In fact, California’s energy production as a whole, from all sources, is now at a 50-year low. In 2007, according to EIA data, the state’s total energy production dropped below its 1960 level of 2,630 trillion BTU, and has continued to decline. Most of the drop owes to oil production, which fell from a peak of 2,285 trillion BTU in 1985 to 1,168 trillion BTU in 2010, and to natural gas, which fell from a peak of 815 trillion BTU in 1968 to 318 trillion BTU in 2010. Non-biofuel renewable energy has only grown from 270 trillion BTU in 1960 to 692 trillion BTU in 2010, less than the post-peak loss of natural gas BTUs alone.
It’s worth noting that the opponents and critics of high speed rail, so quick to cry “boondoggle” when they see the project’s costs, never discuss this issue. It’s as if it doesn’t exist in their minds. The true boondoggle, as clearly demonstrated above, is California’s wasteful dependence on oil. Wasting $39 billion a year on buying oil, money that leaves the state never to return (unless you’re a wealthy Chevron or Oxy exec), is totally absurd. Californians might as well just light that money on fire. Hell, doing so might actually have less of a negative environmental impact than lighting oil on fire, which is what happens with what that $39 billion buys.

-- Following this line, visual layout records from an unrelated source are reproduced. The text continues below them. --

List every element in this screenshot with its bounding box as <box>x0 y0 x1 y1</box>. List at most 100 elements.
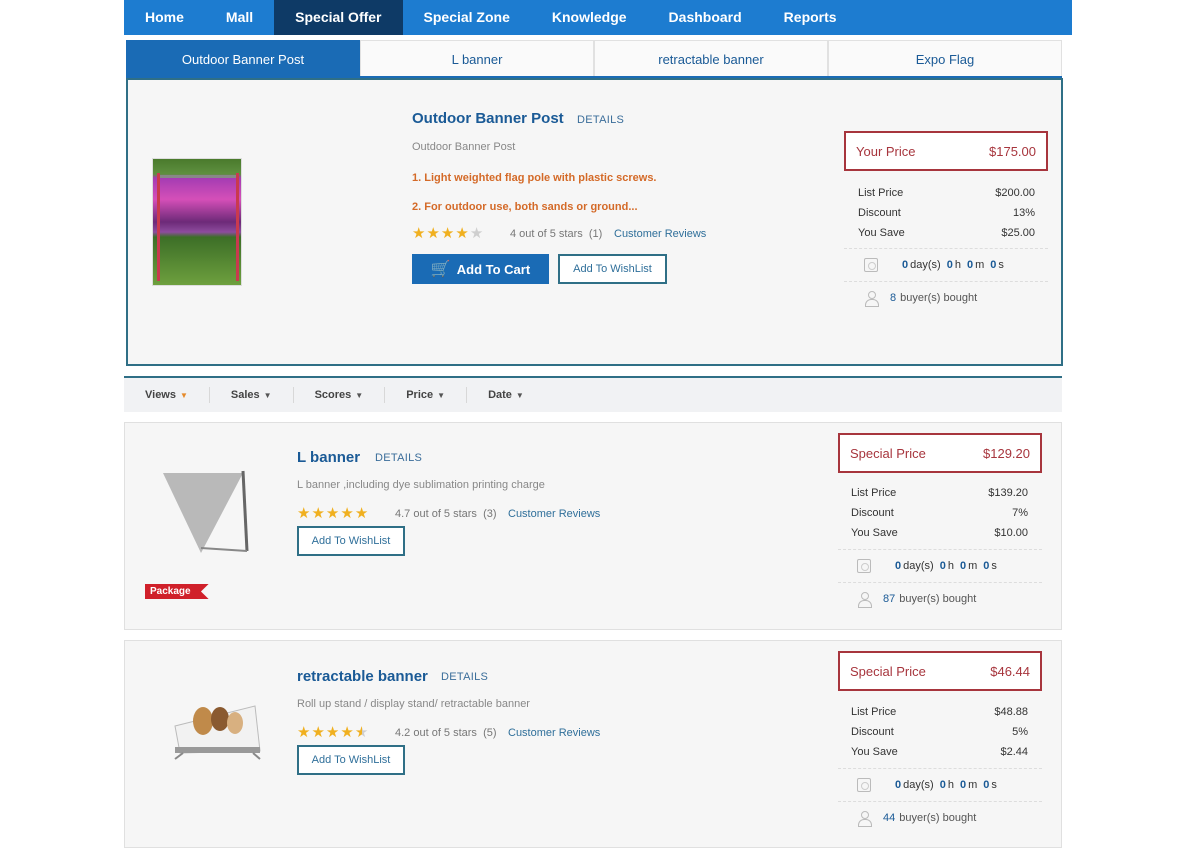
cart-icon: 🛒 <box>430 261 451 278</box>
user-icon <box>857 811 872 827</box>
price-details: List Price $139.20 Discount 7% You Save $10… <box>851 483 1028 543</box>
nav-special-offer[interactable]: Special Offer <box>274 0 403 35</box>
rating-value: 4 out of 5 stars <box>510 228 583 240</box>
you-save-row: You Save $25.00 <box>858 227 1035 239</box>
divider <box>838 549 1042 550</box>
product-card: retractable banner DETAILS Roll up stand… <box>124 640 1062 848</box>
rating-text: 4 out of 5 stars (1) <box>510 228 602 240</box>
sort-date[interactable]: Date ▼ <box>467 387 545 403</box>
sort-views[interactable]: Views ▼ <box>124 387 210 403</box>
star-icon: ★ <box>297 505 312 522</box>
buyers-bought: 44 buyer(s) bought <box>857 811 976 827</box>
product-card: Package L banner DETAILS L banner ,inclu… <box>124 422 1062 630</box>
product-image[interactable] <box>165 681 265 761</box>
nav-dashboard[interactable]: Dashboard <box>648 0 763 35</box>
buyers-bought: 87 buyer(s) bought <box>857 592 976 608</box>
product-image[interactable] <box>155 463 265 555</box>
customer-reviews-link[interactable]: Customer Reviews <box>508 727 600 739</box>
price-details: List Price $200.00 Discount 13% You Save $2… <box>858 183 1035 243</box>
countdown-timer: 0 day(s) 0h 0m 0s <box>857 778 1003 792</box>
clock-icon <box>864 258 878 272</box>
buyers-bought: 8 buyer(s) bought <box>864 291 977 307</box>
tab-outdoor-banner-post[interactable]: Outdoor Banner Post <box>126 40 360 76</box>
rating-text: 4.2 out of 5 stars (5) <box>395 727 497 739</box>
details-link[interactable]: DETAILS <box>375 452 422 464</box>
nav-special-zone[interactable]: Special Zone <box>403 0 531 35</box>
star-icon: ★ <box>325 724 341 741</box>
details-link[interactable]: DETAILS <box>441 671 488 683</box>
customer-reviews-link[interactable]: Customer Reviews <box>508 508 600 520</box>
discount-row: Discount 7% <box>851 507 1028 519</box>
package-badge: Package <box>145 584 209 599</box>
customer-reviews-link[interactable]: Customer Reviews <box>614 228 706 240</box>
star-rating: ★★★★★ <box>297 723 369 741</box>
user-icon <box>857 592 872 608</box>
star-icon: ★ <box>340 505 355 522</box>
nav-home[interactable]: Home <box>124 0 205 35</box>
discount-row: Discount 13% <box>858 207 1035 219</box>
product-description: L banner ,including dye sublimation prin… <box>297 479 545 491</box>
caret-down-icon: ▼ <box>263 391 272 400</box>
price-value: $175.00 <box>989 143 1036 159</box>
nav-knowledge[interactable]: Knowledge <box>531 0 648 35</box>
tab-l-banner[interactable]: L banner <box>360 40 594 76</box>
clock-icon <box>857 559 871 573</box>
product-title[interactable]: L banner <box>297 449 360 466</box>
sort-price[interactable]: Price ▼ <box>385 387 468 403</box>
rating-text: 4.7 out of 5 stars (3) <box>395 508 497 520</box>
top-nav: Home Mall Special Offer Special Zone Kno… <box>124 0 1072 35</box>
review-count: (1) <box>588 228 603 240</box>
banner-pole-right <box>236 173 239 281</box>
product-tabs: Outdoor Banner Post L banner retractable… <box>126 40 1062 78</box>
list-price-row: List Price $200.00 <box>858 187 1035 199</box>
countdown-timer: 0 day(s) 0h 0m 0s <box>857 559 1003 573</box>
feature-2: 2. For outdoor use, both sands or ground… <box>412 201 638 213</box>
countdown-timer: 0 day(s) 0h 0m 0s <box>864 258 1010 272</box>
banner-bar <box>157 175 239 178</box>
price-box: Special Price $46.44 <box>838 651 1042 691</box>
product-title[interactable]: retractable banner <box>297 668 428 685</box>
caret-down-icon: ▼ <box>437 391 446 400</box>
star-half-icon: ★ <box>354 724 370 741</box>
caret-down-icon: ▼ <box>355 391 364 400</box>
star-rating: ★★★★★ <box>297 504 369 522</box>
star-icon: ★ <box>311 724 326 741</box>
star-empty-icon: ★ <box>469 225 485 242</box>
list-price-row: List Price $139.20 <box>851 487 1028 499</box>
add-to-wishlist-button[interactable]: Add To WishList <box>558 254 667 284</box>
product-image[interactable] <box>152 158 242 286</box>
add-to-cart-label: Add To Cart <box>456 261 531 277</box>
tab-retractable-banner[interactable]: retractable banner <box>594 40 828 76</box>
star-icon: ★ <box>297 724 312 741</box>
tab-expo-flag[interactable]: Expo Flag <box>828 40 1062 76</box>
star-icon: ★ <box>455 225 470 242</box>
banner-pole-left <box>157 173 160 281</box>
caret-down-icon: ▼ <box>180 391 188 400</box>
divider <box>838 582 1042 583</box>
user-icon <box>864 291 879 307</box>
sort-sales[interactable]: Sales ▼ <box>210 387 294 403</box>
add-to-cart-button[interactable]: 🛒 Add To Cart <box>412 254 549 284</box>
add-to-wishlist-button[interactable]: Add To WishList <box>297 745 405 775</box>
details-link[interactable]: DETAILS <box>577 114 624 126</box>
nav-reports[interactable]: Reports <box>763 0 858 35</box>
nav-mall[interactable]: Mall <box>205 0 274 35</box>
star-rating: ★★★★★ <box>412 224 484 242</box>
you-save-row: You Save $10.00 <box>851 527 1028 539</box>
featured-product: Outdoor Banner Post DETAILS Outdoor Bann… <box>126 78 1063 366</box>
star-icon: ★ <box>426 225 441 242</box>
add-to-wishlist-button[interactable]: Add To WishList <box>297 526 405 556</box>
price-box: Your Price $175.00 <box>844 131 1048 171</box>
price-details: List Price $48.88 Discount 5% You Save $2.4… <box>851 702 1028 762</box>
star-icon: ★ <box>340 724 355 741</box>
price-label: Your Price <box>856 143 916 159</box>
star-icon: ★ <box>311 505 326 522</box>
list-price-row: List Price $48.88 <box>851 706 1028 718</box>
price-box: Special Price $129.20 <box>838 433 1042 473</box>
you-save-row: You Save $2.44 <box>851 746 1028 758</box>
star-icon: ★ <box>440 225 456 242</box>
divider <box>838 768 1042 769</box>
sort-scores[interactable]: Scores ▼ <box>294 387 386 403</box>
product-description: Outdoor Banner Post <box>412 141 516 153</box>
product-title[interactable]: Outdoor Banner Post <box>412 110 564 127</box>
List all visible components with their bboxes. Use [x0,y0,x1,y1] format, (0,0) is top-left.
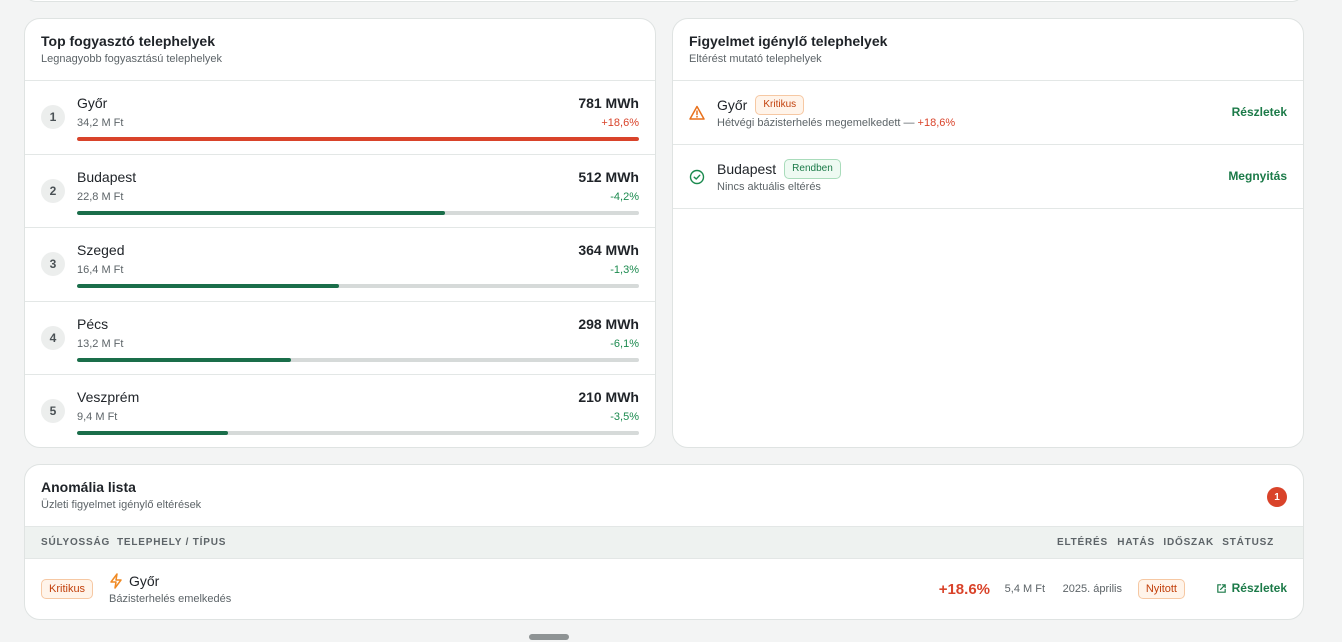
attention-row[interactable]: Budapest Rendben Nincs aktuális eltérés … [673,145,1303,209]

Californians are broadly supportive of alternative energy sources, as well they should be. Governor Jerry Brown played a key role in making California an early leader of wind power, as anyone driving through the Altamont, Tehachapi, or San Gorgonio passes knows. And yet building HSR saved the equivalent of the entire amount of electricity generated by wind power in the state:
A 2008 study by Navigant Consulting found that the California HSR could cut state oil demand by 12.7 million barrels per year through displaced air and car travel. That’s roughly two percent of the state’s 2010 oil consumption of 653 million barrels, or about 74 trillion BTU, more than the 59 trillion BTU the state produced from wind that year.
In other words, the energy savings from building the HSR system is equivalent to more than the state’s entire wind generation.
It’s been nearly 40 years since Californians first learned of the need to develop alternative energy sources. The 1973 oil crisis was a key turning point as Californians, including a young Jerry Brown who was elected governor the next year, embraced solar and wind power. The 1979 oil crisis merely reinforced the point. The next 20 years of cheap oil prices lulled too many into complacency but many Californians never forgot and never abandoned their interest in developing sustainable energy sources. And as the price of oil began its relentless, long-term upward climb early in the ’00s, that interest grew and deepened. As Californians build more wind farms and install more solar panels, they’ve also shown a clear interest in reducing consumption as well. High speed rail, then, is a crucial element of that strategy.
Reducing the amount of oil purchased produces a green dividend that has been estimated to be as much as $10 billion a year for the state. Even if that estimate is way high, savings in the low billions or even in the hundreds of millions is still a big economic boost for a state that needs every sort of boost it can get.